Sandoval dá uma gargalhada forçada, com a intenção de menosprezá-la, ao mesmo tempo para deixar claro que é uma hipótese impossível. Linda prossegue, animada:

— É a minha chace de ser a dona desta casa. O senhor nem precisa viver aqui, comigo, basta que me deixe reinar sozinha e absoluta.

— Com que você aprendeu este palavreado? Com a própria mulher que você quer enlouquecer, tirar do seu caminho?

— Dona Santa me ensinou muito, é verdade, mas nunca me apoiou quando soube que estava grávida, obrigou-me a levar o meu filho para bem longe de mim, preocupou-se apenas com o bom nome da família, com as aparências do seu casamento. Sabe, seu Sandoval, eu acho que chegou a minha vez.

—  E você acha que vai ser assim tão fácil? Que vou deixar que tome conta do meu patrimônio, que se torne a dona da casa? Era só o que faltava, meu Deus! Eu querendo livrar-me da loucura de Santa e vem essa vadia querer a mesma coisa!
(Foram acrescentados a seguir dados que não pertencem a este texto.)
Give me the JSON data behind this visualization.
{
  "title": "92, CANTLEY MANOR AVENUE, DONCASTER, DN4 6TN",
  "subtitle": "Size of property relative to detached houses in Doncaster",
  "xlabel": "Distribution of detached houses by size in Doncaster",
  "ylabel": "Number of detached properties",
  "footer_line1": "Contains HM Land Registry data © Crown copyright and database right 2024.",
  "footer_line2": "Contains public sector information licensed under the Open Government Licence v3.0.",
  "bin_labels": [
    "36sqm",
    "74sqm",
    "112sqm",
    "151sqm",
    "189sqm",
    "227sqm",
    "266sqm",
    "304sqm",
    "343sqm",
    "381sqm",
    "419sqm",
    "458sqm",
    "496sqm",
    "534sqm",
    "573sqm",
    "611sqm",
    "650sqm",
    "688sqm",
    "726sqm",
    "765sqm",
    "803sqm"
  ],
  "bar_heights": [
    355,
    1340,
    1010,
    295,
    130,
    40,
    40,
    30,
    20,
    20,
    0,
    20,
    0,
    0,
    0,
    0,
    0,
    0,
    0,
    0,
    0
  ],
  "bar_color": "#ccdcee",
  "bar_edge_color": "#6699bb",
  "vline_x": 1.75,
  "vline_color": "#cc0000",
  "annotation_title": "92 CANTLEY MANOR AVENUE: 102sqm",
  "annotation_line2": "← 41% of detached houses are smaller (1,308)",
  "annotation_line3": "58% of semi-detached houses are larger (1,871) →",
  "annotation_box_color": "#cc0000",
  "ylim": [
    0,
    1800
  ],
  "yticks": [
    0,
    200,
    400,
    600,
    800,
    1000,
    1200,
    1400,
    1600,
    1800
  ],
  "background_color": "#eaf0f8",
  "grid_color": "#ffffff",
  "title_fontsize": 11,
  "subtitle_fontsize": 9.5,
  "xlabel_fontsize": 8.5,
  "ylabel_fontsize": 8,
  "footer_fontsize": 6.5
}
Ora vá se enxergar, Linda!

— Acho que é o mínimo que pode fazer pelo tempo todo em que me dediquei a esta casa.

— Mas você não entendeu, sua louca? Santa está viva! Você quer matá-la também?

— Vocês querem enlouquecê-la, eu só queria ajudar. Basta que façam o que combinaram, afinal, o que a família combinou, não apenas o que uma simples empregada deseja. Todos estavam de acordo em acabar com o reinado da mamãe!

— Não fale desse jeito sua megera!Você é muito dissimulada, mesmo!

— Eu? Dissimulada? É que o senhor não olhou para si próprio, não observou bem os seus queridos filhos, mas se quiser, eu tenho tudo gravado e posso lhe refrescar a memória. Eu, de minha parte, só estou querendo o meu quinhão! Quero o que de fato me pertence!

— E o que você realmente quer, sua demente?